Bab 2

5.3K 951 739
                                    

Pagi itu Gideon dan Aileen berangkat ke ibu kota bersama beberapa kesatria yang akan bertanding dalam turnamen Kerajaan. Karena Fortsouth dan Kingsfort terpisah oleh Laut Tangal, rombongan Gideon harus berlayar menggunakan kapal. Untuk sementara, segala urusan pemerintahan di Pulau Yaendill dipegang oleh Arden, sang penasihat. Ia juga akan bertanggung jawab atas perubahan sikap Ramos.

Suatu hari, Arden pergi bersama Ramos ke hutan untuk menemaninya berburu. Sebagai pelayan, Borin pun ikut juga dalam rombongan. Karena sering berlatih dan ikut berburu bersama Gideon, Ramos sudah cukup mahir dalam menggunakan senjata.

Tak lama kemudian, mereka tiba di sebuah dataran yang agak tinggi di tengah hutan. Dari situ terlihat seekor rusa jantan yang sedang merumput di area yang lebih rendah. Mendapatkan buruan, Ramos segera bersiap dengan busur dan panahnya.

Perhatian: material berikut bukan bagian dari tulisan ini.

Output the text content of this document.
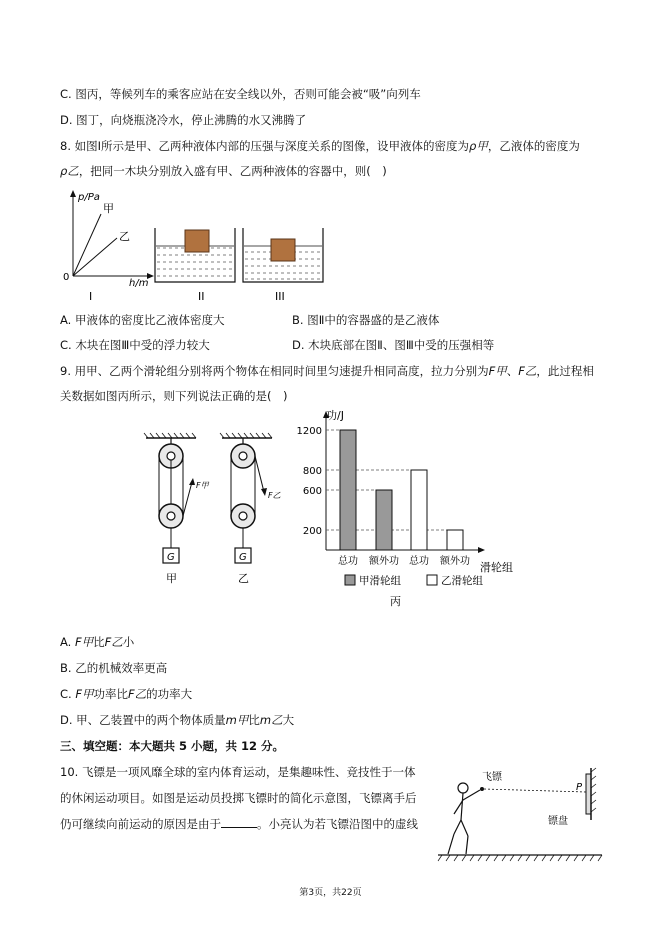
C. 图丙，等候列车的乘客应站在安全线以外，否则可能会被“吸”向列车
D. 图丁，向烧瓶浇冷水，停止沸腾的水又沸腾了
8. 如图Ⅰ所示是甲、乙两种液体内部的压强与深度关系的图像，设甲液体的密度为ρ甲，乙液体的密度为
ρ乙，把同一木块分别放入盛有甲、乙两种液体的容器中，则(　)
p/Pa
h/m
0
甲
乙
I	II	III
A. 甲液体的密度比乙液体密度大	B. 图Ⅱ中的容器盛的是乙液体
C. 木块在图Ⅲ中受的浮力较大	D. 木块底部在图Ⅱ、图Ⅲ中受的压强相等
9. 用甲、乙两个滑轮组分别将两个物体在相同时间里匀速提升相同高度，拉力分别为F甲、F乙，此过程相
关数据如图丙所示，则下列说法正确的是(　)
G
F甲
甲
G
F乙
乙
1200
800
600
200
总功 额外功 总功 额外功
甲滑轮组	乙滑轮组
功/J
滑轮组
丙
A. F甲比F乙小
B. 乙的机械效率更高
C. F甲功率比F乙的功率大
D. 甲、乙装置中的两个物体质量m甲比m乙大
三、填空题：本大题共 5 小题，共 12 分。
10. 飞镖是一项风靡全球的室内体育运动，是集趣味性、竞技性于一体
的休闲运动项目。如图是运动员投掷飞镖时的简化示意图，飞镖离手后
仍可继续向前运动的原因是由于	。小亮认为若飞镖沿图中的虚线
飞镖
P
镖盘
第3页，共22页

Matanya tajam membidik, tarikannya kuat dan terarah. Anak panah itu pun melesat cepat dan tepat mengenai jantung rusa malang yang seketika rebah ke tanah. Senyum puas tersungging di bibir sang tuan muda.

"Cepat bereskan hasil buruanku!" Ramos memerintahkan Borin yang segera bergegas menuruni lereng.

"Tolong," sambung Ramos tiba-tiba. Ia memahami bahasa tubuh Arden yang tersenyum kepadanya penuh arti.

Borin menoleh sejenak. Ia tampak keheranan setelah mendengar apa yang baru saja diucapkan tuannya. Beberapa detik kemudian, barulah ia berbalik untuk melanjutkan langkahnya menghampiri si rusa malang. Sambil mengangkat bahu, seulas senyum tercetak di bibir Borin. Seumur hidupnya, baru kali ini ia mendengar kata 'tolong' terucap dari bibir Ramos.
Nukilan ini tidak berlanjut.